Ein Prototyp in nur 4 Monaten Bauzeit

Mit seinem robusten Fiberglaskörper, der auf einem Stahlrahmen montiert ist, und einem leistungsstarken 2,0-Liter-Vierzylindermotor, setzte der Porsche 904 neue Maßstäbe in Bezug auf Gewicht, Geschwindigkeit, Handling und Zuverlässigkeit auf der Rennstrecke. Die Kombination aus Leichtbauweise, aerodynamischer Effizienz und beeindruckender Motorleistung machte den 904 Carrera GTS zu einem der erfolgreichsten und begehrtesten Rennwagen seiner Zeit.

Ferry Porsche verfolgte mit dem Nachfolger des Porsche 718 zwei Ziele: die Rückkehr nach Le Mans und einen stärkerer Bezug der Kunden zu den Serienfahrzeugen. So erging der Auftrag an das Designbüro für ein ab 1964 in der GT-Klasse bis zwei Liter startberechtigtes Coupé. Vom ersten Plastilinmodell bis zur Fertigung des fahrbereiten Prototypen vergingen nur vier Monate. Verantwortlich für das Design war niemand geringeres als der Leiter der Porsche Design Abteilung Ferdinand Alexander „Butzi“ Porsche, Enkel des Firmengründers Ferdinand. Er hatte auch schon den Porsche 911 entworfen.

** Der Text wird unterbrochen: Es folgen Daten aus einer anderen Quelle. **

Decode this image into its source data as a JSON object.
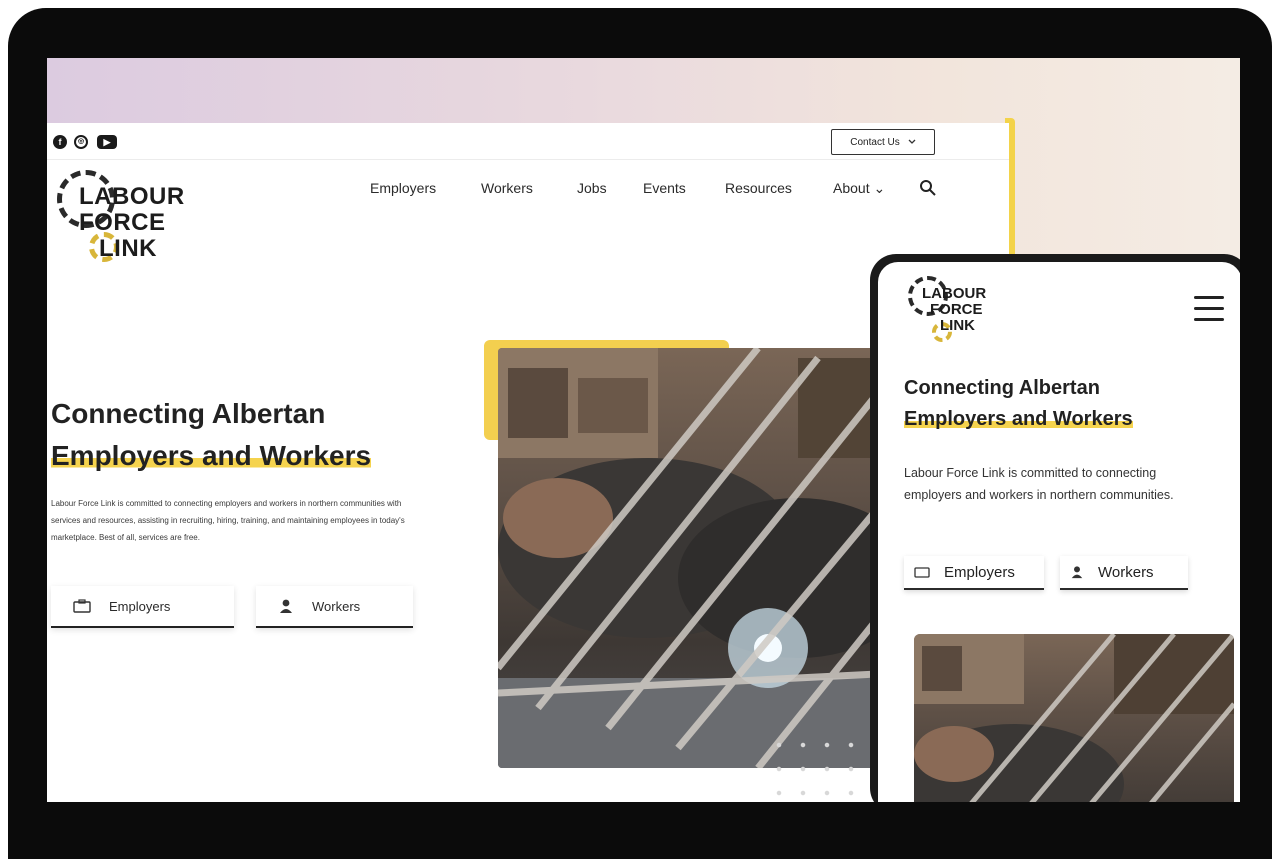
{
  "desktop": {
    "contact_button": {
      "label": "Contact Us",
      "icon": "chevron-down-icon"
    },
    "social_icons": [
      "facebook-icon",
      "instagram-icon",
      "youtube-icon"
    ],
    "logo": {
      "line1": "LABOUR",
      "line2": "FORCE",
      "line3": "LINK"
    },
    "nav": [
      {
        "label": "Employers"
      },
      {
        "label": "Workers"
      },
      {
        "label": "Jobs"
      },
      {
        "label": "Events"
      },
      {
        "label": "Resources"
      },
      {
        "label": "About ⌄"
      }
    ],
    "hero": {
      "title_line1": "Connecting Albertan",
      "title_line2": "Employers and Workers",
      "body": "Labour Force Link is committed to connecting employers and workers in northern communities with services and resources, assisting in recruiting, hiring, training, and maintaining employees in today's marketplace. Best of all, services are free.",
      "cta_employers": "Employers",
      "cta_workers": "Workers"
    }
  },
  "mobile": {
    "logo": {
      "line1": "LABOUR",
      "line2": "FORCE",
      "line3": "LINK"
    },
    "hero": {
      "title_line1": "Connecting Albertan",
      "title_line2": "Employers and Workers",
      "body": "Labour Force Link is committed to connecting employers and workers in northern communities.",
      "cta_employers": "Employers",
      "cta_workers": "Workers"
    }
  },
  "colors": {
    "accent": "#f5d34e",
    "text": "#222222",
    "bezel": "#0b0b0b"
  }
}
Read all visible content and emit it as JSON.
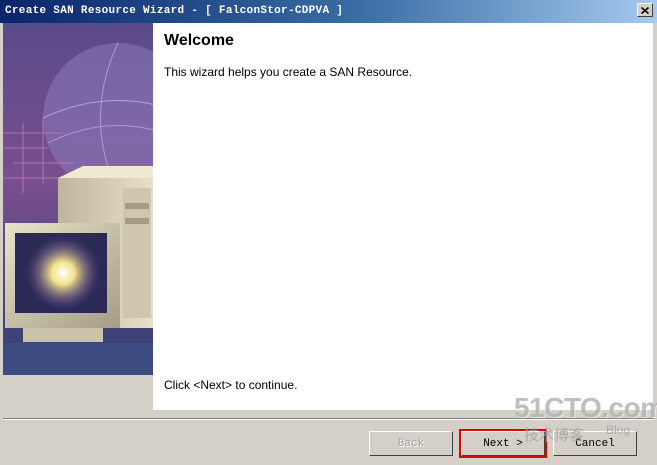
{
  "window": {
    "title": "Create SAN Resource Wizard - [ FalconStor-CDPVA ]"
  },
  "content": {
    "heading": "Welcome",
    "description": "This wizard helps you create a SAN Resource.",
    "continue_hint": "Click <Next> to continue."
  },
  "buttons": {
    "back": "Back",
    "next": "Next >",
    "cancel": "Cancel"
  },
  "watermark": {
    "site": "51CTO.com",
    "subtitle": "技术博客",
    "blog": "Blog"
  },
  "colors": {
    "titlebar_start": "#0a246a",
    "titlebar_end": "#a6caf0",
    "dialog_bg": "#d4d0c8",
    "highlight": "#e00000"
  },
  "icons": {
    "close": "close-icon"
  }
}
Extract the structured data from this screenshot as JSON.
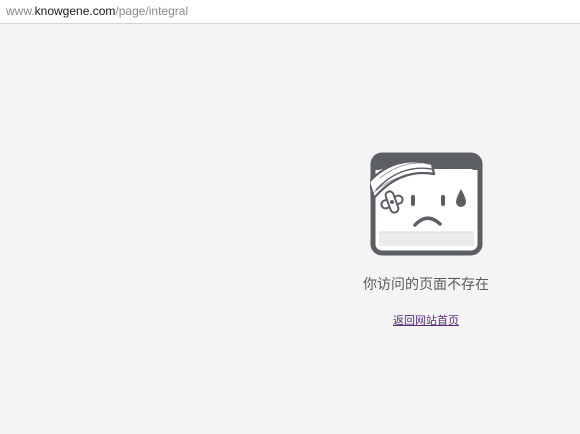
{
  "address_bar": {
    "url_prefix": "www.",
    "url_domain": "knowgene.com",
    "url_path": "/page/integral"
  },
  "error": {
    "illustration": "sad-bandaged-face-icon",
    "message": "你访问的页面不存在",
    "home_link_label": "返回网站首页"
  },
  "colors": {
    "background": "#f4f4f4",
    "face_border": "#5b5e63",
    "link": "#5a2d7a",
    "tear": "#5b5e63"
  }
}
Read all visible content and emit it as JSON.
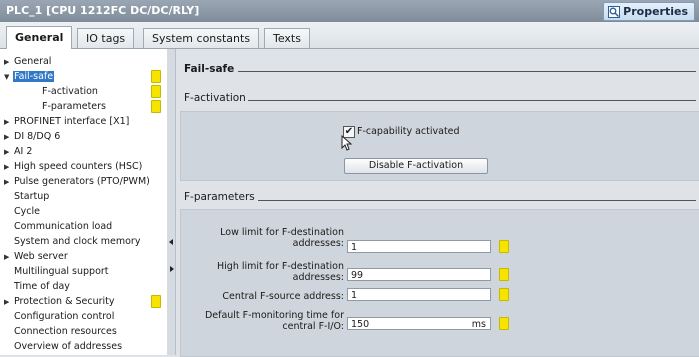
{
  "window": {
    "title": "PLC_1 [CPU 1212FC DC/DC/RLY]",
    "properties_label": "Properties"
  },
  "tabs": [
    {
      "label": "General",
      "active": true
    },
    {
      "label": "IO tags",
      "active": false
    },
    {
      "label": "System constants",
      "active": false
    },
    {
      "label": "Texts",
      "active": false
    }
  ],
  "tree": [
    {
      "label": "General",
      "expander": "collapsed",
      "indent": 0,
      "marker": false
    },
    {
      "label": "Fail-safe",
      "expander": "expanded",
      "indent": 0,
      "marker": true,
      "selected": true
    },
    {
      "label": "F-activation",
      "expander": "none",
      "indent": 2,
      "marker": true
    },
    {
      "label": "F-parameters",
      "expander": "none",
      "indent": 2,
      "marker": true
    },
    {
      "label": "PROFINET interface [X1]",
      "expander": "collapsed",
      "indent": 0,
      "marker": false
    },
    {
      "label": "DI 8/DQ 6",
      "expander": "collapsed",
      "indent": 0,
      "marker": false
    },
    {
      "label": "AI 2",
      "expander": "collapsed",
      "indent": 0,
      "marker": false
    },
    {
      "label": "High speed counters (HSC)",
      "expander": "collapsed",
      "indent": 0,
      "marker": false
    },
    {
      "label": "Pulse generators (PTO/PWM)",
      "expander": "collapsed",
      "indent": 0,
      "marker": false
    },
    {
      "label": "Startup",
      "expander": "none",
      "indent": 0,
      "marker": false
    },
    {
      "label": "Cycle",
      "expander": "none",
      "indent": 0,
      "marker": false
    },
    {
      "label": "Communication load",
      "expander": "none",
      "indent": 0,
      "marker": false
    },
    {
      "label": "System and clock memory",
      "expander": "none",
      "indent": 0,
      "marker": false
    },
    {
      "label": "Web server",
      "expander": "collapsed",
      "indent": 0,
      "marker": false
    },
    {
      "label": "Multilingual support",
      "expander": "none",
      "indent": 0,
      "marker": false
    },
    {
      "label": "Time of day",
      "expander": "none",
      "indent": 0,
      "marker": false
    },
    {
      "label": "Protection & Security",
      "expander": "collapsed",
      "indent": 0,
      "marker": true
    },
    {
      "label": "Configuration control",
      "expander": "none",
      "indent": 0,
      "marker": false
    },
    {
      "label": "Connection resources",
      "expander": "none",
      "indent": 0,
      "marker": false
    },
    {
      "label": "Overview of addresses",
      "expander": "none",
      "indent": 0,
      "marker": false
    }
  ],
  "main": {
    "failsafe_heading": "Fail-safe",
    "factivation_heading": "F-activation",
    "fcapability_label": "F-capability activated",
    "fcapability_checked": true,
    "disable_button_label": "Disable F-activation",
    "fparameters_heading": "F-parameters",
    "fields": [
      {
        "label": "Low limit for F-destination addresses:",
        "value": "1",
        "unit": ""
      },
      {
        "label": "High limit for F-destination addresses:",
        "value": "99",
        "unit": ""
      },
      {
        "label": "Central F-source address:",
        "value": "1",
        "unit": ""
      },
      {
        "label": "Default F-monitoring time for central F-I/O:",
        "value": "150",
        "unit": "ms"
      }
    ]
  },
  "colors": {
    "marker": "#f6e400",
    "selection": "#3178c6"
  }
}
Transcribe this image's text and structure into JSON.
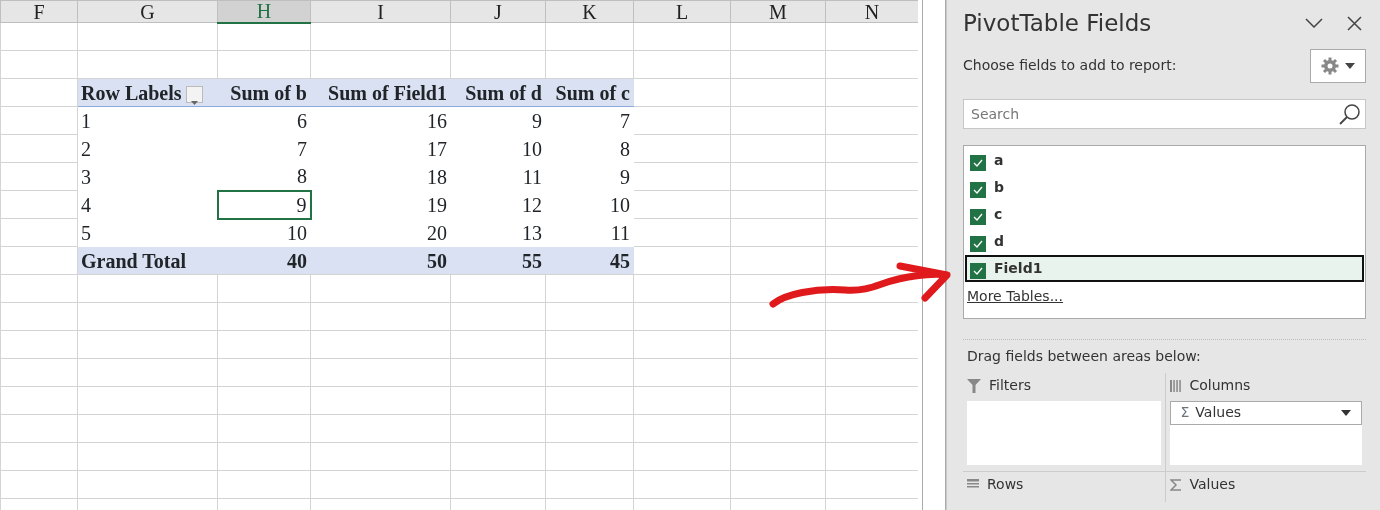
{
  "sheet": {
    "columns": [
      {
        "label": "F",
        "selected": false
      },
      {
        "label": "G",
        "selected": false
      },
      {
        "label": "H",
        "selected": true
      },
      {
        "label": "I",
        "selected": false
      },
      {
        "label": "J",
        "selected": false
      },
      {
        "label": "K",
        "selected": false
      },
      {
        "label": "L",
        "selected": false
      },
      {
        "label": "M",
        "selected": false
      },
      {
        "label": "N",
        "selected": false
      }
    ],
    "pivot": {
      "header": [
        "Row Labels",
        "Sum of b",
        "Sum of Field1",
        "Sum of d",
        "Sum of c"
      ],
      "rows": [
        {
          "label": "1",
          "values": [
            {
              "text": "6",
              "selected": false
            },
            {
              "text": "16",
              "selected": false
            },
            {
              "text": "9",
              "selected": false
            },
            {
              "text": "7",
              "selected": false
            }
          ]
        },
        {
          "label": "2",
          "values": [
            {
              "text": "7",
              "selected": false
            },
            {
              "text": "17",
              "selected": false
            },
            {
              "text": "10",
              "selected": false
            },
            {
              "text": "8",
              "selected": false
            }
          ]
        },
        {
          "label": "3",
          "values": [
            {
              "text": "8",
              "selected": false
            },
            {
              "text": "18",
              "selected": false
            },
            {
              "text": "11",
              "selected": false
            },
            {
              "text": "9",
              "selected": false
            }
          ]
        },
        {
          "label": "4",
          "values": [
            {
              "text": "9",
              "selected": true
            },
            {
              "text": "19",
              "selected": false
            },
            {
              "text": "12",
              "selected": false
            },
            {
              "text": "10",
              "selected": false
            }
          ]
        },
        {
          "label": "5",
          "values": [
            {
              "text": "10",
              "selected": false
            },
            {
              "text": "20",
              "selected": false
            },
            {
              "text": "13",
              "selected": false
            },
            {
              "text": "11",
              "selected": false
            }
          ]
        }
      ],
      "grand_total": {
        "label": "Grand Total",
        "values": [
          "40",
          "50",
          "55",
          "45"
        ]
      }
    }
  },
  "panel": {
    "title": "PivotTable Fields",
    "subtitle": "Choose fields to add to report:",
    "search": {
      "placeholder": "Search"
    },
    "fields": [
      {
        "name": "a",
        "checked": true,
        "selected": false
      },
      {
        "name": "b",
        "checked": true,
        "selected": false
      },
      {
        "name": "c",
        "checked": true,
        "selected": false
      },
      {
        "name": "d",
        "checked": true,
        "selected": false
      },
      {
        "name": "Field1",
        "checked": true,
        "selected": true
      }
    ],
    "more_link": "More Tables...",
    "drag_hint": "Drag fields between areas below:",
    "areas": [
      {
        "kind": "filters",
        "label": "Filters"
      },
      {
        "kind": "columns",
        "label": "Columns",
        "items": [
          {
            "symbol": "Σ",
            "label": "Values"
          }
        ]
      },
      {
        "kind": "rows",
        "label": "Rows"
      },
      {
        "kind": "values",
        "label": "Values"
      }
    ]
  }
}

Ein Wagen für Rallys und den öffentlichen Straßenverkehr

Obwohl der Fokus auf Einsätzen bei Rundstreckenrennen und sogar Rallyes lag, sollten Besitzer ihren Wagen auch im öffentlichen Straßenverkehr bewegen können. Es sollte ein für Porsche-Verhältnisse niedriger Kampfpreis von 29.700 DM erreicht werden können. Dafür mussten dann einige Kompromisse her. Das traditionelle Rohrrahmenchassis mit Aluminiumkarosserie war dafür zu teuer. Die Lösung: Ein Kastenrahmen aus Stahl und eine Karosserie aus glasfaserverstärktem Polyester-Kunstharz (»Palatal«). Beides wurde mit einem Spezialklebstoff verbunden und an den Enden miteinander verschraubt. Dadurch bekam der Wagen seine Steifigkeit. Porsche rechnete für den Rahmen 45 Kilo und für die Karosserie 100 Kilo, sodass der neue Plastikbomber gerade einmal 650 Kilo auf die Waage brachte.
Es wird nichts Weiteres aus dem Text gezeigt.